I reject your whataboutism. Fail troll is fail.
 

mooray

Well-Known Member
I see what you are saying, defiantly I agree that the post-online attack climate of entitlement is far more than I have seen it in my 40+ years on this planet.

I believe that this is because these people are all being radicalized and have convinced themselves that all the 'people' that are emboldening their worst tendencies are not just sock puppet trolls yanking on their data driven strings.

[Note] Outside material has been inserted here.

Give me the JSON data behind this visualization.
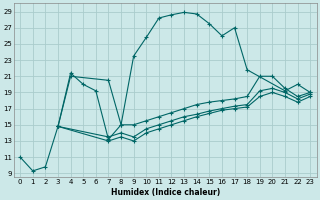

Things that people would not have ever said in public 20 years ago, just spews out of people because they have normalized it by viewing the spammed content online/hate radio/hate mongers on TV/etc. And now just think it is cool.

That is a lot about what sucks about communicating online, so much of the communication we do as a species gets erased and things are so easily read wrong.

That is why I always try to remember this video. We easily trick ourselves into seeing what is not true.
Word.

And I generally avoid harping on the internet, because I think it's just a mirror, but there's a closed loop feedback reward aspect which has become widespread. For example, when I first logon here, I check my notifications, and likes are cool, but I really like it when I see a quote, because I enjoy the engagement. Which I guess isn't so bad, but many people get the same reward from the negative side. Like anything else in pop-culture, it *should* have a lifespan, where the bar keeps getting raised until people eventually get bored.